Le vêtement… interface entre la personne et le monde

Tribune de Genève
On en parle

Ne dit-on pas «A quelque chose malheur est bon»? Nul n’osera remercier ceux qui ont volé la remorque de Nathalie Egea en 2010, mais le triste événement a constitué «un réel tournant» dans la vie de la créatrice. «Elle contenait tout mon stock. C’était à quelques semaines du marché de Noël de Carouge où je faisais le gros de mon chiffre d’affaires annuel, se souvient-elle. J’ai tout perdu. Mais c’est à ce moment que je me suis dit: lance-toi.» Depuis, l’importatrice de soie a quitté son stand «entre les salades et les choux-fleurs» du marché de Carouge. On l’aperçoit dans les galeries branchées de la ville au contact de cette tribu qu’on nomme «les créateurs». Le milieu a changé, mais la fibre reste la même. «La soie a une aura magique. Elle tient chaud quand il fait froid et rafraîchit quand il fait chaud. J’aime sa manière de grincer et d’absorber la lumière. Vous savez, je parle à mes tissus», dit-elle dans un grand éclat de rire.

Faiseuse de style à 50%
Comment peut-on tomber amoureux d’une étoffe? A 20 ans, après «une adolescence pas rebelle du tout», la jeune fille décide de s’aventurer à Calcutta, en Inde. Le choc est brutal. Quelques heures, ou presque, après son arrivée sur le tarmac, l’aventurière tombe malade et se déshydrate au point de devoir être rapatriée en Suisse sur une chaise roulante.
«En rentrant, je me suis dit: je ne me laisserai pas faire.

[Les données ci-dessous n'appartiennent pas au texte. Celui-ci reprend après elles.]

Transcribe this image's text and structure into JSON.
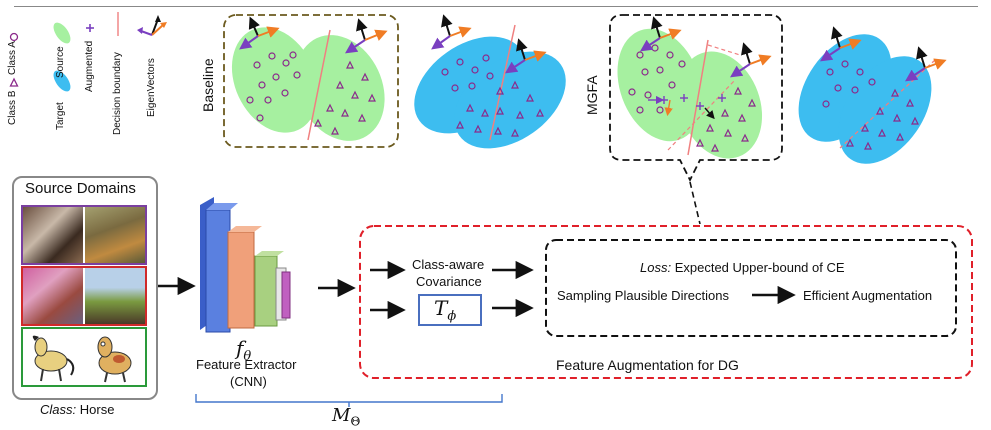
{
  "legend": {
    "class_a": "Class A",
    "class_b": "Class B",
    "source": "Source",
    "target": "Target",
    "augmented": "Augmented",
    "decision_boundary": "Decision boundary",
    "eigenvectors": "EigenVectors"
  },
  "panels": {
    "baseline_label": "Baseline",
    "mgfa_label": "MGFA"
  },
  "source_domains": {
    "title": "Source Domains",
    "class_caption_italic": "Class:",
    "class_caption_value": "Horse"
  },
  "extractor": {
    "symbol": "f",
    "subscript": "θ",
    "line1": "Feature Extractor",
    "line2": "(CNN)",
    "model_symbol": "M",
    "model_subscript": "Θ"
  },
  "augmentation": {
    "covariance_line1": "Class-aware",
    "covariance_line2": "Covariance",
    "transform_symbol": "T",
    "transform_subscript": "ϕ",
    "loss_italic": "Loss:",
    "loss_text": "Expected Upper-bound of CE",
    "sampling": "Sampling Plausible Directions",
    "efficient": "Efficient Augmentation",
    "region_label": "Feature Augmentation for DG"
  },
  "colors": {
    "source": "#a6f0a0",
    "target": "#3dbdf0",
    "class_marker": "#8b2a8b",
    "boundary": "#f08080",
    "eig_black": "#111111",
    "eig_orange": "#f07c24",
    "eig_purple": "#7a3fc0",
    "dashed_red": "#e0202a",
    "brace_blue": "#4477cc",
    "baseline_frame": "#6b5a1e"
  }
}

Alors j’y suis retournée.» Lors de ses multiples allers-retours, elle découvre ces tissus capables d’exalter sa créativité. Et une femme – fait rare dans ce pays patriarcal – aux commandes d’une soierie.
Pendant huit ans, Nathalie Egea va vendre ses tissus au mètre sur les étales carougeois. En parallèle, elle crée des collections dans une relative discrétion. Jusqu’à ce mois de novembre 2010 et à cette remorque emportée, à l’origine du revirement de carrière.
Aujourd’hui, Nathalie Egea est donc passée du statut de vendeuse ambulante à celui de styliste confirmée. Un grand
pas pour celle qui n’a pas emprunté le chemin classique des créateurs, à savoir la Haute Ecole d’art et de design (HEAD).
«A vrai dire, j’ai toujours cousu, mais il m’a fallu du temps avant d’oser proposer les choses que je fabrique», raconte cette mère de famille trentenaire. Dans l’atelier qu’elle a créé à son domicile de Croix-de-Rozon,
entre les kilomètres de soie, de futures mariées exigeantes ou des clients en quête de «conseils en image» se
succèdent. Car la styliste consacre la moitié de son temps à «relooker» ceux qui en ressentent le besoin. «Il y a l’homme qui a perdu 75 kilos après la pose d’un bypass ou la femme qui souhaite se réinventer après trente ans de mariage», explique-t-elle. Et qu’on ne vienne pas lui dire que l’activité est futile ou artificielle. «Le
vêtement est une expérience sensuelle, l’interface entre la personne et le monde.
C’est une question d’identité», assure t-elle. Mais Nathalie Egea ne sacrifiera pas la douceur de la soie. Elle est (encore) la matière première de sa troisième collection.
Une cuvée particulière. «Cette fois, c’est juste pour l’expression. Je me radicalise dans la création, je travaille comme un artiste travaille son tableau», lance la styliste. Comprenez: vous aurez du mal à porter ses créations chez votre belle-mère après la messe du dimanche.

Hommage aux femmes
Pour mettre en valeur tout cela, un film est en préparation. Elle compte alors sur une plateforme de crowdfunding (financement par les internautes) afin de mobiliser les sommes nécessaires. Quel que soit le résultat, l’expérience est nouvelle et sert un combat qui lui tient à cœur. «Je voulais créer une image porteuse pour ces femmes libres et courageuses. C’est mon moyen de dire: «Soyez fières Mesdames!»